Despite the high-profile sniping, officials and policy experts in Washington and Brussels say the NATO alliance is fundamentally strong. They point to four key developments and trends:
First, they say, it's far more important that France and Germany assist in the war against terrorist cells than in the war against terrorist regimes. Of the 60 million people in France, for example, nearly one in 10 is Muslim. The CIA and FBI want to work closely with French intelligence to identify, track, and bust up al-Qaeda, Iraqi, and other terrorist networks. Politicians in both countries publicly carping at one another won't make their work any easier.

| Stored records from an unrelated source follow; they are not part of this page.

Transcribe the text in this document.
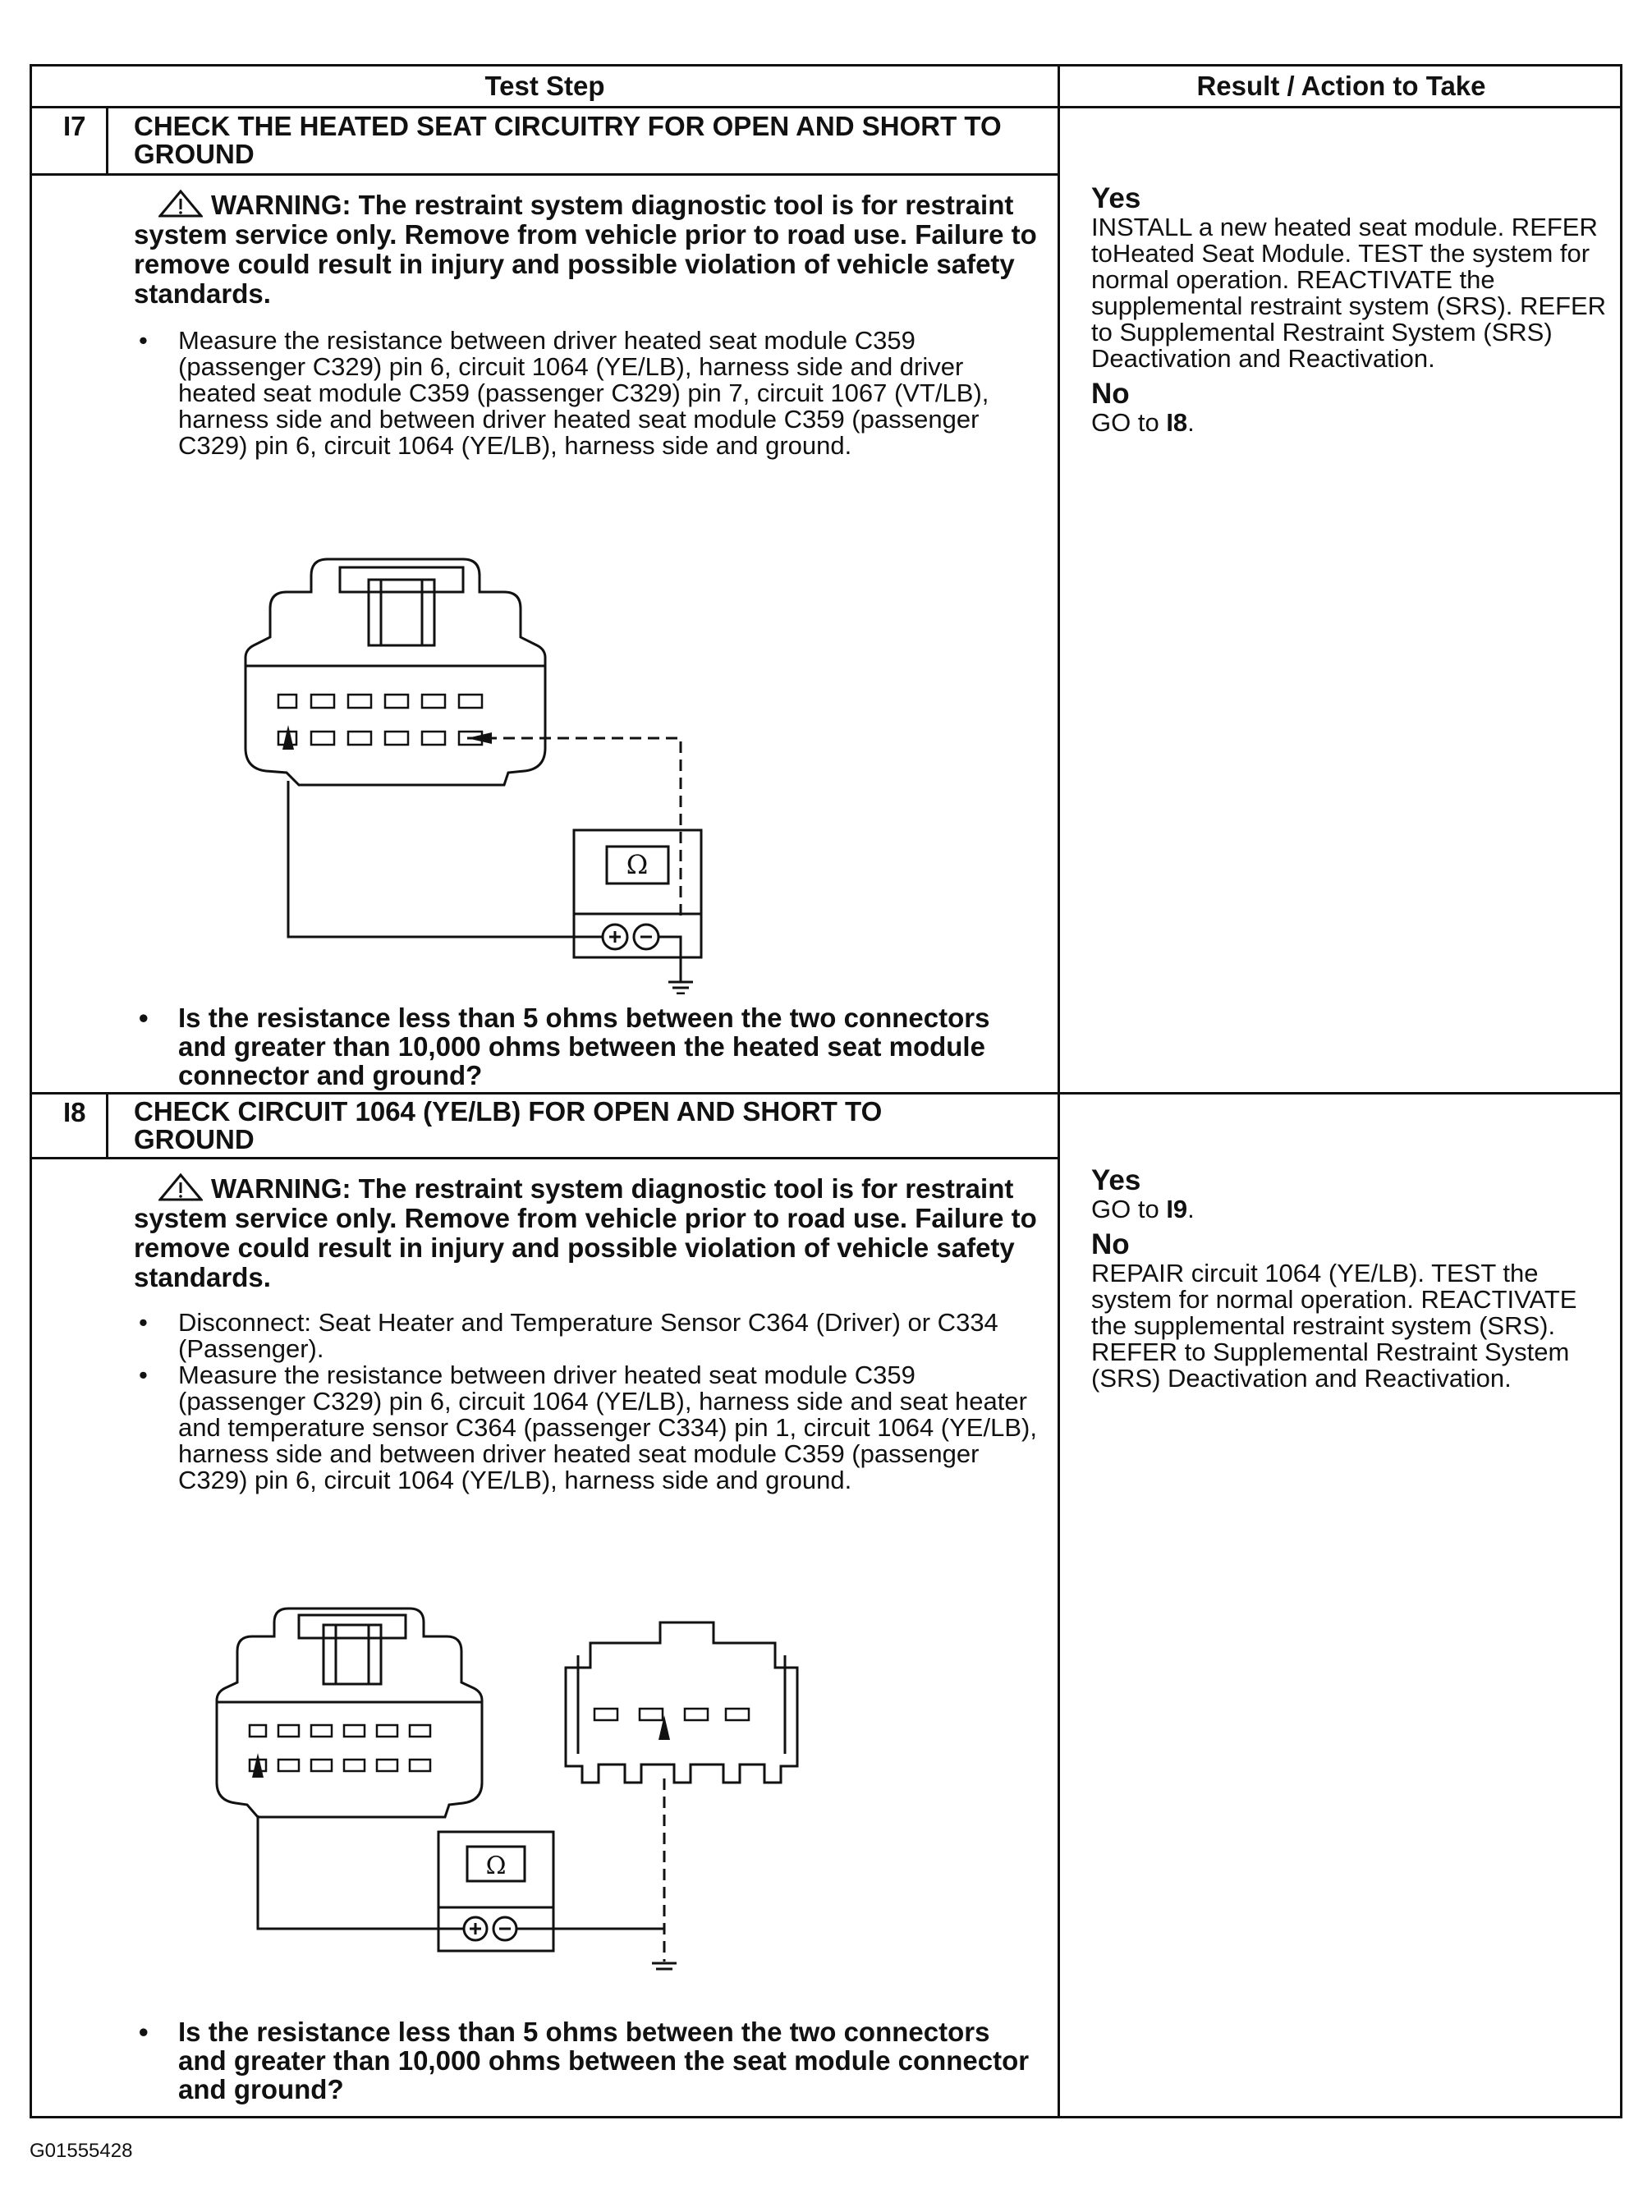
Test Step	Result / Action to Take
I7 CHECK THE HEATED SEAT CIRCUITRY FOR OPEN AND SHORT TO GROUND
WARNING: The restraint system diagnostic tool is for restraint system service only. Remove from vehicle prior to road use. Failure to remove could result in injury and possible violation of vehicle safety standards.
• Measure the resistance between driver heated seat module C359 (passenger C329) pin 6, circuit 1064 (YE/LB), harness side and driver heated seat module C359 (passenger C329) pin 7, circuit 1067 (VT/LB), harness side and between driver heated seat module C359 (passenger C329) pin 6, circuit 1064 (YE/LB), harness side and ground.
Ω
• Is the resistance less than 5 ohms between the two connectors and greater than 10,000 ohms between the heated seat module connector and ground?
Yes
INSTALL a new heated seat module. REFER toHeated Seat Module. TEST the system for normal operation. REACTIVATE the supplemental restraint system (SRS). REFER to Supplemental Restraint System (SRS) Deactivation and Reactivation.
No
GO to I8.
I8 CHECK CIRCUIT 1064 (YE/LB) FOR OPEN AND SHORT TO GROUND
WARNING: The restraint system diagnostic tool is for restraint system service only. Remove from vehicle prior to road use. Failure to remove could result in injury and possible violation of vehicle safety standards.
• Disconnect: Seat Heater and Temperature Sensor C364 (Driver) or C334 (Passenger).
• Measure the resistance between driver heated seat module C359 (passenger C329) pin 6, circuit 1064 (YE/LB), harness side and seat heater and temperature sensor C364 (passenger C334) pin 1, circuit 1064 (YE/LB), harness side and between driver heated seat module C359 (passenger C329) pin 6, circuit 1064 (YE/LB), harness side and ground.
Ω
• Is the resistance less than 5 ohms between the two connectors and greater than 10,000 ohms between the seat module connector and ground?
Yes
GO to I9.
No
REPAIR circuit 1064 (YE/LB). TEST the system for normal operation. REACTIVATE the supplemental restraint system (SRS). REFER to Supplemental Restraint System (SRS) Deactivation and Reactivation.
G01555428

Second, as Bob Low, a senior European editor for Reader's Digest, asks: Is it really so bad that most Germans are anti-war? Do we really want to see Germans eager to send Panzer divisions into the Middle East? "I'd much rather see Germans wearing sandals than jackboots," says Mr. Low.
Third, a growing number of NATO countries-Great Britain, Italy, Spain, Portugal, Denmark, the Czech Republic, Poland, and Hungary-are publicly backing the United States.
Fourth, with Jordan and Saudi Arabia cautiously coming on board-and Russia subtly signaling it may soon be on board as well-watch for a rush of other "on the fence" countries to join as the countdown to "regime change" ends.